2.14 De door Cargill bedoelde brief van 5 juni 2008 bevindt zich als productie 6 bij de inleidende dagvaarding. [appellant] heeft noch in eerste aanleg noch in hoger beroep toegelicht waarom hij, meent aanspraak op wettelijke rente te kunnen maken met ingang van 24 april 2008, zoals hij vordert. Het hof komt in zoverre terug van hetgeen in overweging 4.12 van het tussenarrest over de wettelijke rente is overwogen omdat dit is gebaseerd op een onjuiste feitelijke grondslag.
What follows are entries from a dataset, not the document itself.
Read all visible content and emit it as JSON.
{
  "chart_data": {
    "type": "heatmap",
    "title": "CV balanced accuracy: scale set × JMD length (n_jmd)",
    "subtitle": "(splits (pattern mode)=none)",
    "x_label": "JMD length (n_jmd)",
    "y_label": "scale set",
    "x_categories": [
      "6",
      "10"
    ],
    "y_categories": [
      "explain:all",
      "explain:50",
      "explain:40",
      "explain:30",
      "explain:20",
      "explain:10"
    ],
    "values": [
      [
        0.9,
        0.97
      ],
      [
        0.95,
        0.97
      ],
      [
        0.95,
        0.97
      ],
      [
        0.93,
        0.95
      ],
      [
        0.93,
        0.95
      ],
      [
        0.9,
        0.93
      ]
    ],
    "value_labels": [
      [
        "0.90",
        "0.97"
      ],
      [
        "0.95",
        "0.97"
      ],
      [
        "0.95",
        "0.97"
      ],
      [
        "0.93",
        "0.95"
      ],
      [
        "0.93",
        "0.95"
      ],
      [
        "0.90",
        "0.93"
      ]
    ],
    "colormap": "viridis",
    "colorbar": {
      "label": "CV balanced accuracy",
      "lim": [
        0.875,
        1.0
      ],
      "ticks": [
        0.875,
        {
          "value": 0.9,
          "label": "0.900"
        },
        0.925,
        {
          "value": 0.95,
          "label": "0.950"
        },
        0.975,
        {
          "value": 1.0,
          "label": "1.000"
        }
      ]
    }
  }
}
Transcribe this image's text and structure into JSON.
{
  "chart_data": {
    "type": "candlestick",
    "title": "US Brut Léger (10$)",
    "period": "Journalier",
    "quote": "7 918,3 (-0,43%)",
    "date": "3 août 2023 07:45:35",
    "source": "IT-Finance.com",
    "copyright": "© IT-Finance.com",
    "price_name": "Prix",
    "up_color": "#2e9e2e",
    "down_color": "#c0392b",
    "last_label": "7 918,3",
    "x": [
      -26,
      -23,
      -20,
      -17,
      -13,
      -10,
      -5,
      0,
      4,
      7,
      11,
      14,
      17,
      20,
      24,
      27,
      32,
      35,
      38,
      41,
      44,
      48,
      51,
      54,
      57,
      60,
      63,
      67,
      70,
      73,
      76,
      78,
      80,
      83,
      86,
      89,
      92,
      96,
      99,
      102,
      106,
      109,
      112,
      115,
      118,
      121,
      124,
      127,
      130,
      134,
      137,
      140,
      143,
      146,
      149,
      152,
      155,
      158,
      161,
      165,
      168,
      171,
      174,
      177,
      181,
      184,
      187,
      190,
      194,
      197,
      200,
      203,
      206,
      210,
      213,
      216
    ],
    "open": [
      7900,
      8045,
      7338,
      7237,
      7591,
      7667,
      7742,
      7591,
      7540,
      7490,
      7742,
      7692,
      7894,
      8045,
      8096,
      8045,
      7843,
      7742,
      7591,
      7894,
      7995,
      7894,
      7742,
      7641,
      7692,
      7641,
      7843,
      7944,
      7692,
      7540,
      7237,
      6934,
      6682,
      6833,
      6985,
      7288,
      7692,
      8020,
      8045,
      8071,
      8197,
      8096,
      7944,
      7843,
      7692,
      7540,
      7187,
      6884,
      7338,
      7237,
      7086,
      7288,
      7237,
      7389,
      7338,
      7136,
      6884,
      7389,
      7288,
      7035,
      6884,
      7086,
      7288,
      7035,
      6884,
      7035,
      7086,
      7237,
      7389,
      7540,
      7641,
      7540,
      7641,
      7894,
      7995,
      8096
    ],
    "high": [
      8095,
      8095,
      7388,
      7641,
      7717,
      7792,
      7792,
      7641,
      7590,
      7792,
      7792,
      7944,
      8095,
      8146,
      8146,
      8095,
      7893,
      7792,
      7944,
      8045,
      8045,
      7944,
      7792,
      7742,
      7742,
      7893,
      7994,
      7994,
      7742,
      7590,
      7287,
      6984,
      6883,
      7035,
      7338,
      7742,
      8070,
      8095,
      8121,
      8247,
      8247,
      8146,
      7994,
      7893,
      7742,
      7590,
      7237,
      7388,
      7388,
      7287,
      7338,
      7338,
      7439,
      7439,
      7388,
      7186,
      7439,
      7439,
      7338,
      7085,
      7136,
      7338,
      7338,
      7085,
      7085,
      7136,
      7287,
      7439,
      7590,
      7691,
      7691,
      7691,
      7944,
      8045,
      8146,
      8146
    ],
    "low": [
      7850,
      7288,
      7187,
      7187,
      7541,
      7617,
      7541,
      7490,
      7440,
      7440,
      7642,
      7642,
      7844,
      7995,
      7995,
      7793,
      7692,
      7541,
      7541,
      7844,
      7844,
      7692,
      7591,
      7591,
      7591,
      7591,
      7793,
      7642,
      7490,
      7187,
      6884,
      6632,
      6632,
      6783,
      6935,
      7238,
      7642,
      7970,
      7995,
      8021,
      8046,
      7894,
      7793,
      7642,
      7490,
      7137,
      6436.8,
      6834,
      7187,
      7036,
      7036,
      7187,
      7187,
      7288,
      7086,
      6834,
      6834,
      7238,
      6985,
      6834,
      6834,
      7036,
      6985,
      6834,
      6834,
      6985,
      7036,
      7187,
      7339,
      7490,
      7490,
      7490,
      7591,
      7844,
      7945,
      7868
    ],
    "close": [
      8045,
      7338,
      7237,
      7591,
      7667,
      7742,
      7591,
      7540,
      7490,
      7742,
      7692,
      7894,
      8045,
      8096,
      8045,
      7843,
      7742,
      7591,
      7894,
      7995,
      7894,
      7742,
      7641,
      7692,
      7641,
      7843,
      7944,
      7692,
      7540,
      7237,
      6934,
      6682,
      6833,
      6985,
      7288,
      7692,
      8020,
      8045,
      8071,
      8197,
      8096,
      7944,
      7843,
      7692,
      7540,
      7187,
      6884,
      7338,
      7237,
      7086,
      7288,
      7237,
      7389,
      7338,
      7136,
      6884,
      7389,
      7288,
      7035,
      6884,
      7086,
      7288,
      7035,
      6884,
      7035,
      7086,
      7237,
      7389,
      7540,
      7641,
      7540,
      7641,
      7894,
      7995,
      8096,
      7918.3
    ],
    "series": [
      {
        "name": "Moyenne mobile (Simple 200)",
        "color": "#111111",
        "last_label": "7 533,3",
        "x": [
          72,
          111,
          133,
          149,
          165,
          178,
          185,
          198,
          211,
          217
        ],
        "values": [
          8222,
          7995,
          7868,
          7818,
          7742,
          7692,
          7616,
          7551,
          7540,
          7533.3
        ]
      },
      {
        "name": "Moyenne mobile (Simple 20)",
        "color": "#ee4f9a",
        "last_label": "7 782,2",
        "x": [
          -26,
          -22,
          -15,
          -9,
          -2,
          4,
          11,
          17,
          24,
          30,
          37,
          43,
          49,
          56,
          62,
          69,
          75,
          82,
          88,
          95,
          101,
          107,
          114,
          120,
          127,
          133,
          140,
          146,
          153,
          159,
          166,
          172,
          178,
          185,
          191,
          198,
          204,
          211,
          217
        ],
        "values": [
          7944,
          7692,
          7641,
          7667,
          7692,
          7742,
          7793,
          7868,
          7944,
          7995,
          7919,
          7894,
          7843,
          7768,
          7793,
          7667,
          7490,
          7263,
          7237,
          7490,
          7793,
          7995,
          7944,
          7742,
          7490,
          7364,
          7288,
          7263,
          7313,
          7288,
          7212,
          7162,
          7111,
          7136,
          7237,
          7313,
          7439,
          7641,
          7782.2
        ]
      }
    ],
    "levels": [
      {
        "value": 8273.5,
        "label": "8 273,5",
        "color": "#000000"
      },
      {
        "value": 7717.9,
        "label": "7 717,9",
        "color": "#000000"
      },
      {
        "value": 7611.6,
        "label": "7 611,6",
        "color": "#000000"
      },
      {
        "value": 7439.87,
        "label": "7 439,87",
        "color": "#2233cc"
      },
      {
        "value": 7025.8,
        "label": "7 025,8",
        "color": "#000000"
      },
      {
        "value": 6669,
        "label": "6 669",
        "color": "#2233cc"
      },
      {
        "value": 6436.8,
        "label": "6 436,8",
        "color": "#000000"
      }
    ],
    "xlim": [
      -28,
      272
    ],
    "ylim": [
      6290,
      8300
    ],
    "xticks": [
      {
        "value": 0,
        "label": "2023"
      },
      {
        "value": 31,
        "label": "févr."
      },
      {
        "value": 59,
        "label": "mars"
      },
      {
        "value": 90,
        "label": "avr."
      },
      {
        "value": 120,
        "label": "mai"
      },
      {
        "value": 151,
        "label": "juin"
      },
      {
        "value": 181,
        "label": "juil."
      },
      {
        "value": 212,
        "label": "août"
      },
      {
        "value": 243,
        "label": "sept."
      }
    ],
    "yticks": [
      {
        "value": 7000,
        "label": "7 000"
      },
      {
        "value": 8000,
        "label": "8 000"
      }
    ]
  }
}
Wettelijke rente wordt toegewezen met ingang van 13 juni 2008.
Het vooroverwogene leidt tot de conclusie dat het bestreden vonnis niet in stand kan blijven. Dit zal worden vernietigd. De vordering van [appellant] zal alsnog worden toegewezen tot een bedrag van € 34.518,- netto ter zake van (netto) beëindigingsvergoeding en tot een bedrag van € 2.325,- exclusief btw ter zake van buitengerechtelijke incassokosten. Cargill zal voorts worden veroordeeld een vrijwarings-verklaring af te geven, zoals hierna nader te omschrijven. De overige vorderingen van [appellant] worden afgewezen. Als grotendeels in het ongelijk gestelde partij, wordt Cargill veroordeeld in de kosten van de procedure in beide instanties.
vernietigt het tussen partijen op 24 augustus 2009 door de rechtbank Amsterdam, sector kanton, locatie Amsterdam onder kenmerk 1005202 CV EXPL 08-37062 gewezen vonnis, waarvan beroep, en opnieuw rechtdoende:
veroordeelt Cargill om aan [appellant] te betalen een bedrag van € 34.518,- (vierendertigduizend vijfhonderd achttien euro) netto, te vermeerderen met de wettelijke rente daarover vanaf 13 juni 2008 tot de dag der voldoening ter zake van beëindigingsvergoeding alsmede een bedrag van € 2.325,- (tweeduizend vijfendertig euro) exclusief btw ter zake van buitengerechtelijke incassokosten;
veroordeelt Cargill tot afgifte aan [appellant] binnen 14 dagen na betekening van dit arrest van een schriftelijke vrijwaring tegen (naheffings)aanslagen inclusief eventuele verhogingen, boetes en/of rente die zullen worden opgelegd aan [appellant] door de belastingdienst in Nederland en/of Roemenië in verband met of gerelateerd aan de aan [appellant] betaalde en op grond van dit arrest te betalen beëindigingsvergoeding;
veroordeelt Cargill in de kosten van de procedure in beide instanties, tot aan deze uitspraak aan de zijde van [appellant] begroot op € 284,44 aan verschotten en € 600,- aan salaris gemachtigde voor de eerste aanleg en op € 347,98 voor verschotten en € 2.896,- aan salaris advocaat voor het hoger beroep;
verklaart bovenstaande veroordelingen uitvoerbaar bij voorraad;
wijst af het meer of anders gevorderde.
Dit arrest is gewezen door mrs. A.M.A. Verscheure, R.J.M. Smit en C. Uriot en is door de rolraadsheer in het openbaar uitgesproken op 1 november 2011.